Troops of the Economic and Monetary Community of Central African States (CEMAC) have disarmed and cantoned 187 former rebels loyal to the current Central African Republic (CAR) leader, Francois Bozize, the force's spokesman said on Thursday.

"Because of the confusion that prevailed in Bangui and in the provinces, we decided first to neutralize the patriotic forces," Col Augustin Bibaye, the spokesman, said.

He was speaking during a news conference in Bangui, the CAR capital. He said large quantities of arms and ammunition as well as stolen vehicles had been recovered. The vehicles are to be returned to their owners.

A massive joint operation by CEMAC troops, the CAR army, gendarmerie and police to rid the capital of unauthorised firearms began on 23 May.

Bibaye said that some of the former Bozize rebels had reported voluntarily to the CEMAC base.

"Those who do not do so will be sought out," Bibaye said.

After they are registered, he said, the former rebels would be handed over to the government. State-owned Radio Centrafrique reported on Thursday that the former rebels would be sent to Chad for military training.

Since ousting President Ange-Felix Patasse on 15 March, Bozize has yet to restore security to the entire country. Despite a massive disarmament effort that followed his coup, many cases of armed robbery have been reported. Many of these were attributed to Bozize's former combatants also called "patriotic forces" or "liberators".

CAR Minister of Communication Parfait Mbaye told IRIN on 21 May that some militiamen loyal to Patasse were responsible for some night attacks and armed robbery.

Bibaye said that when the CEMAC force finishes disarming the former rebels, it would concentrate on other armed groups that may also be involved in armed robbery in Bangui and in the provinces.

Insecurity has prevented thousands of displaced from returning home.

Moreover, Cooperazione Internazionale, an Italian humanitarian NGO, postponed on Friday its emergency medical programme in the north after unidentified armed men stole its vehicle.

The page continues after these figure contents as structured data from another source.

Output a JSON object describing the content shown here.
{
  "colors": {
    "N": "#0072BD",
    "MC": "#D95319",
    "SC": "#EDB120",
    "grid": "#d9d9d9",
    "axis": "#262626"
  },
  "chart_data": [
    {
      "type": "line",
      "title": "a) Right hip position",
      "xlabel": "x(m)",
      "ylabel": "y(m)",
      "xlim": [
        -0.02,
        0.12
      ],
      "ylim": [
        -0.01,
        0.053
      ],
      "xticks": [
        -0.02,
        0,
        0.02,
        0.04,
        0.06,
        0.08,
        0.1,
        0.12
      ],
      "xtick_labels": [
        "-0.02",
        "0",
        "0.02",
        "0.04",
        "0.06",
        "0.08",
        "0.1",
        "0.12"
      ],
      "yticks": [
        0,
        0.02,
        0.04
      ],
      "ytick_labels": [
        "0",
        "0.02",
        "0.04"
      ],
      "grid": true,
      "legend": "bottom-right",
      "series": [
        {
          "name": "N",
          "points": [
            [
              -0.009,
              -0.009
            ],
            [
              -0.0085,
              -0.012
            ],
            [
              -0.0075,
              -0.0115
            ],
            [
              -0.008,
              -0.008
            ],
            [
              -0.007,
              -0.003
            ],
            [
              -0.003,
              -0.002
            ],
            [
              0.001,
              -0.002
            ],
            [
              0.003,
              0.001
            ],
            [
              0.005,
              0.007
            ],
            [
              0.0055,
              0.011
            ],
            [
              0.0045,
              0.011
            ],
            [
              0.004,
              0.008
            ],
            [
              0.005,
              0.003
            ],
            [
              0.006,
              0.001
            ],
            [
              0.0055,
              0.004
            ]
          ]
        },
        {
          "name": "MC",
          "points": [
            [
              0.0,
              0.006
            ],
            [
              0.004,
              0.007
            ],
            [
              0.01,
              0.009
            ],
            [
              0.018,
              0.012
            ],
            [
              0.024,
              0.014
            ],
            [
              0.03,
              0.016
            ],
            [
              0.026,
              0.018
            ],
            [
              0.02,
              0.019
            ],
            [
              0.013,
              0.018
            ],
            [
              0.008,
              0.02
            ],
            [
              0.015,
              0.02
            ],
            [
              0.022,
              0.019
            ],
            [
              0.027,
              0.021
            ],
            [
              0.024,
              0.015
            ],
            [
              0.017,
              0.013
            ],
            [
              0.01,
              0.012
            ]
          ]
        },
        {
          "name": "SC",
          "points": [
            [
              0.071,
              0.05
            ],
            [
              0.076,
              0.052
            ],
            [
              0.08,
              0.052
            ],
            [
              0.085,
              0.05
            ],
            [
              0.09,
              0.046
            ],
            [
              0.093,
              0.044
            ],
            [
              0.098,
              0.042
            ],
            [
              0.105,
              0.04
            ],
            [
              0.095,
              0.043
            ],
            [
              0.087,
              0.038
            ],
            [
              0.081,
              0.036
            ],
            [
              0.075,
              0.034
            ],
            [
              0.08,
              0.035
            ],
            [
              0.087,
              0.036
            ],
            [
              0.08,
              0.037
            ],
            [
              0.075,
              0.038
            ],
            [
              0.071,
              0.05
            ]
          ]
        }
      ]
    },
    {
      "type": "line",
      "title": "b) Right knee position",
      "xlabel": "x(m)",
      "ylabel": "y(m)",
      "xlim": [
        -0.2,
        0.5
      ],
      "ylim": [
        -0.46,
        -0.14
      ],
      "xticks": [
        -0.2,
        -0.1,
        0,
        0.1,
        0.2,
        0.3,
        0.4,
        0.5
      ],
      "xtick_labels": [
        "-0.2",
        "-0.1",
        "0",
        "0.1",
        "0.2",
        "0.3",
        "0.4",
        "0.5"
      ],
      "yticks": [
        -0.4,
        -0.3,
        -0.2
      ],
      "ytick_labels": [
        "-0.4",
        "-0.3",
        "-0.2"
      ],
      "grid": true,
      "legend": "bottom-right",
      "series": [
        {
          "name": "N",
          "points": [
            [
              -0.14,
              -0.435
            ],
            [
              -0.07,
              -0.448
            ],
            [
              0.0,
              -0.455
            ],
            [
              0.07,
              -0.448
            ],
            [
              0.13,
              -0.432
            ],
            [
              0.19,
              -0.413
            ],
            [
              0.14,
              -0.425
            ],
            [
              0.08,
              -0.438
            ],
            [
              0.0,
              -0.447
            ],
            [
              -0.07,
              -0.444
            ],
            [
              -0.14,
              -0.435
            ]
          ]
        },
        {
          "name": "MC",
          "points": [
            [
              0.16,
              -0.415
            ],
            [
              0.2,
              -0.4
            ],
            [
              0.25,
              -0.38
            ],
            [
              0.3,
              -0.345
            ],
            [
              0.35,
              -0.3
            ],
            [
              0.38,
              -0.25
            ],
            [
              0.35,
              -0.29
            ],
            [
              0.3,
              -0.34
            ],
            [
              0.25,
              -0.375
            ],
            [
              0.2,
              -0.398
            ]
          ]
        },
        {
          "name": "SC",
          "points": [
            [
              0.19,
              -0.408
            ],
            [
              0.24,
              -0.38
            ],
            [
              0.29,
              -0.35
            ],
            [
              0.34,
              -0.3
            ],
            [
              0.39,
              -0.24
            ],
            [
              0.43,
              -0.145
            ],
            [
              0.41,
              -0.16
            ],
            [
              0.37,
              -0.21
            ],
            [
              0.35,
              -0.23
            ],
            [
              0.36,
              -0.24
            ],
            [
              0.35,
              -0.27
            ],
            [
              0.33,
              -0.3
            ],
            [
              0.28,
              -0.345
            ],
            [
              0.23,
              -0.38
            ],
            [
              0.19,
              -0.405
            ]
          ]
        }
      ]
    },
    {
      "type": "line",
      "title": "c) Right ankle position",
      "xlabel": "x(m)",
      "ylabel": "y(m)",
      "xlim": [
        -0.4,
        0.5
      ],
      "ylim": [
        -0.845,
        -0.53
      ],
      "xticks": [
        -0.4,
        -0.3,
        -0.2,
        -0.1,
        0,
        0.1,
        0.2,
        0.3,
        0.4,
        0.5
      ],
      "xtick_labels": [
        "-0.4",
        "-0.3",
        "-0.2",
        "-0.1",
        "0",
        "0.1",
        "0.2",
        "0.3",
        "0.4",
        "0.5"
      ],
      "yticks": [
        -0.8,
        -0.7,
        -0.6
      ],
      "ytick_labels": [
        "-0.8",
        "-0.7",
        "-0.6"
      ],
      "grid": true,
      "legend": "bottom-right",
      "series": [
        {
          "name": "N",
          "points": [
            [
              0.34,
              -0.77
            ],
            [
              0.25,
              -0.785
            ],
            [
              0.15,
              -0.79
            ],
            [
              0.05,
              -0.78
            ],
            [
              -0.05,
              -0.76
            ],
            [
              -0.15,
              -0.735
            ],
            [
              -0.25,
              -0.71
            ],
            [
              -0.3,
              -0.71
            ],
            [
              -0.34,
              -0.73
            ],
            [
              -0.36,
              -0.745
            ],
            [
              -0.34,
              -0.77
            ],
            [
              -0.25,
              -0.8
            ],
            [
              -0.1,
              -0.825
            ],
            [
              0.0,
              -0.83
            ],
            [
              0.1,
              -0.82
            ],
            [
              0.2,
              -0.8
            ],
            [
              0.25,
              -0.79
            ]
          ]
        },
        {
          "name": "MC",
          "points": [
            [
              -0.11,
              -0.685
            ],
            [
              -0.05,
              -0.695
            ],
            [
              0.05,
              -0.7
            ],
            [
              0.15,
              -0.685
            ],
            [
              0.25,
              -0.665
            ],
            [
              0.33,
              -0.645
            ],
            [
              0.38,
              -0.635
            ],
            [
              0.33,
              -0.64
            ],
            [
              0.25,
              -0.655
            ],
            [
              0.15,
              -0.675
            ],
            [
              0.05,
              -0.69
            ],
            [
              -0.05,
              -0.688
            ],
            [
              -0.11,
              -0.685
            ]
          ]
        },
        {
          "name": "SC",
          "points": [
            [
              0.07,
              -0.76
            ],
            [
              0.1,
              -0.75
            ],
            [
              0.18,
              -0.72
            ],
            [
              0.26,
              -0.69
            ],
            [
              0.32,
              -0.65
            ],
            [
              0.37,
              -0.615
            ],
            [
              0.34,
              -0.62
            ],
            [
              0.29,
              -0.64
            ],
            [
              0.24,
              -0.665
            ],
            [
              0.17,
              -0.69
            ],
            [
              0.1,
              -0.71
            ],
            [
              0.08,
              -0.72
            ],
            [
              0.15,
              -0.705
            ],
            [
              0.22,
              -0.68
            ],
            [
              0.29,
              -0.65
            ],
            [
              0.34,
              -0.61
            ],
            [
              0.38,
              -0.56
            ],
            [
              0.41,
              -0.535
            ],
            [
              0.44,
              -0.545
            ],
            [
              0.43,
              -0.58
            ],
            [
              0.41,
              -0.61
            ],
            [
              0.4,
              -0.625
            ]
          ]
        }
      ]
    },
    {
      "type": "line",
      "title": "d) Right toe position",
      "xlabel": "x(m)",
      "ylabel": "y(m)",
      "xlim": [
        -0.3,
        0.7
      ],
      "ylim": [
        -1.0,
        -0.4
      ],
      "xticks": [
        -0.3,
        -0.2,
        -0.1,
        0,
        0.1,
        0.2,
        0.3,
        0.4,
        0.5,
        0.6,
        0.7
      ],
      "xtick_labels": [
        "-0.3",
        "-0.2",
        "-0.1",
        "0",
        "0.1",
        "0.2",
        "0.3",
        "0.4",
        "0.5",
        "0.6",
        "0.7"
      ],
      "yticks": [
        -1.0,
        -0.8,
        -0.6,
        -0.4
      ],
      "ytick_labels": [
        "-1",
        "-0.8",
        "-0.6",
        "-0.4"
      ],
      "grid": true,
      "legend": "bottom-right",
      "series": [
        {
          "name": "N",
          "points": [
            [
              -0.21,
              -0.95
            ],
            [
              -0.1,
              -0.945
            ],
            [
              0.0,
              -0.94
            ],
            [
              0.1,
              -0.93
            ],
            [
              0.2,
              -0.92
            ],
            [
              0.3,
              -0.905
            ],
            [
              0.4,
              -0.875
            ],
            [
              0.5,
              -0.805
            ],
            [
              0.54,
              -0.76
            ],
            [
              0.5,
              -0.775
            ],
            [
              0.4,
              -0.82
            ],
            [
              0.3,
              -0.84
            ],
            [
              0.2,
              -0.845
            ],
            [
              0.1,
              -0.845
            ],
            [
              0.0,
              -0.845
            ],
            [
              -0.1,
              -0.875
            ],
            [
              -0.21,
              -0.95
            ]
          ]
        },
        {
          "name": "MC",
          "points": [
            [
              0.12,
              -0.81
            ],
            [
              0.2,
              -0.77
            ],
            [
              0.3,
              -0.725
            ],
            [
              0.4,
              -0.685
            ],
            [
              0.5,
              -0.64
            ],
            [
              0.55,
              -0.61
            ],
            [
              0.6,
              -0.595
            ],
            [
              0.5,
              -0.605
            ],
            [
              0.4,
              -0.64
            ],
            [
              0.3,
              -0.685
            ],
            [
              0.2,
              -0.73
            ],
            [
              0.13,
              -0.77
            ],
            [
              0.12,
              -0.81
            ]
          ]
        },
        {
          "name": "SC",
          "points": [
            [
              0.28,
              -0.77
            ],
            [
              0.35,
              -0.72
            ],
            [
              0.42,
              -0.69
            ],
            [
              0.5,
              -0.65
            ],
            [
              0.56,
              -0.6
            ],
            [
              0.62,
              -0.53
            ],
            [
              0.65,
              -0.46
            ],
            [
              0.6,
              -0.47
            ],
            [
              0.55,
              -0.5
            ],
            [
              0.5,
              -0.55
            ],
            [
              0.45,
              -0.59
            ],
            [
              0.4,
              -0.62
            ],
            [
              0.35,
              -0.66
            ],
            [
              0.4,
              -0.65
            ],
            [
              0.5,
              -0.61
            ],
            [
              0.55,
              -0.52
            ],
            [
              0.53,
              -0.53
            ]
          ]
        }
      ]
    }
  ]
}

With 350 men from Chad, Gabon and the Republic of Congo, the CEMAC force has been in the CAR since December 2002. It was sent to protect Patasse, secure the CAR-Chad border and restructure the CAR army. After the 15 March coup, the force's mandate was cancelled and is to be redefined. Regional head of states agreed to maintain the force in the CAR until the end of the transition in January 2005.